Claude 3.5 Haiku is expected to be available in the coming weeks via Anthropic’s API, Amazon Bedrock, and Google Cloud’s Vertex AI, initially as a text-only model, with image input functionalities to be integrated later.
In addition to the model enhancements, Anthropic has launched a public beta for a new feature that equips Claude with general computer skills. This API allows the model to perceive and interact with computer interfaces, enabling it to perform tasks such as moving the cursor to open applications, navigating to specific web pages, and filling out forms with data sourced from those pages.
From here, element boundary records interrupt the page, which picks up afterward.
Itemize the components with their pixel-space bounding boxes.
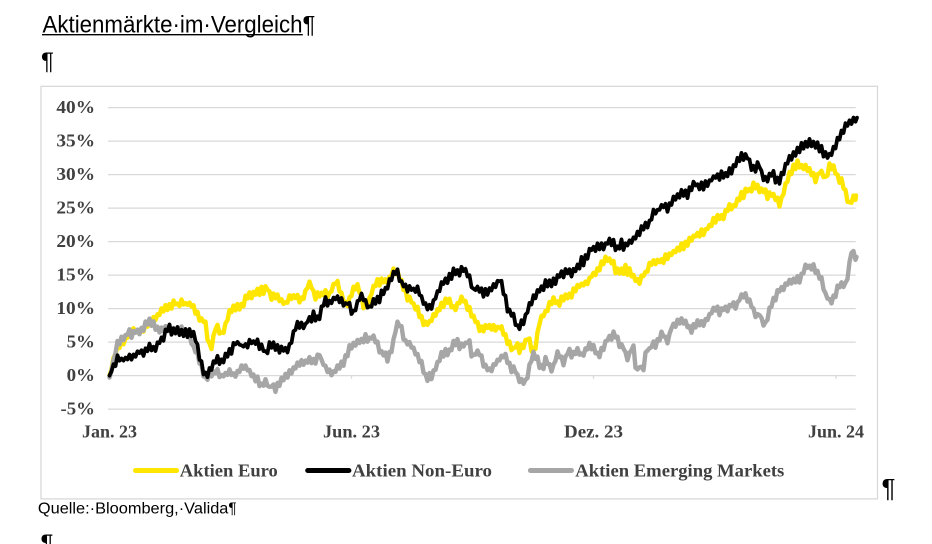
svg-text:Jan. 23: Jan. 23 [82, 422, 137, 442]
svg-text:20%: 20% [56, 231, 95, 251]
svg-text:¶: ¶ [41, 530, 54, 544]
svg-text:Aktien Non-Euro: Aktien Non-Euro [352, 460, 492, 480]
svg-text:0%: 0% [67, 365, 95, 385]
svg-text:40%: 40% [56, 97, 95, 117]
svg-text:¶: ¶ [882, 473, 896, 503]
svg-text:Jun. 23: Jun. 23 [323, 422, 380, 442]
svg-text:5%: 5% [67, 332, 95, 352]
svg-text:10%: 10% [56, 298, 95, 318]
svg-text:30%: 30% [56, 164, 95, 184]
svg-text:35%: 35% [56, 131, 95, 151]
svg-text:Aktien Euro: Aktien Euro [180, 460, 278, 480]
svg-text:Dez. 23: Dez. 23 [564, 422, 623, 442]
svg-text:15%: 15% [56, 265, 95, 285]
svg-text:Aktien Emerging Markets: Aktien Emerging Markets [575, 460, 784, 480]
svg-text:Jun. 24: Jun. 24 [808, 422, 864, 442]
svg-text:Quelle:·Bloomberg,·Valida¶: Quelle:·Bloomberg,·Valida¶ [38, 501, 237, 518]
svg-text:-5%: -5% [61, 399, 96, 419]
svg-text:25%: 25% [56, 198, 95, 218]
svg-text:¶: ¶ [41, 48, 54, 75]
In early assessments using the OSWorld benchmark—which measures an AI’s ability to operate computers like a human—Claude 3.5 Sonnet achieved a score of 14.9% in the screenshot-only category, the highest score recorded for any model (the next closest being 7.8%). Furthermore, when tasked with more complex activities, Claude scored 22%.
Anthropic acknowledged that Claude has some limitations, particularly with actions like scrolling, dragging, and zooming, advising users to experiment with it on low-risk tasks.
“By learning from the initial implementations of this still-nascent technology, we aim to gain a deeper understanding of both the opportunities and the challenges posed by increasingly capable AI systems,” the company stated.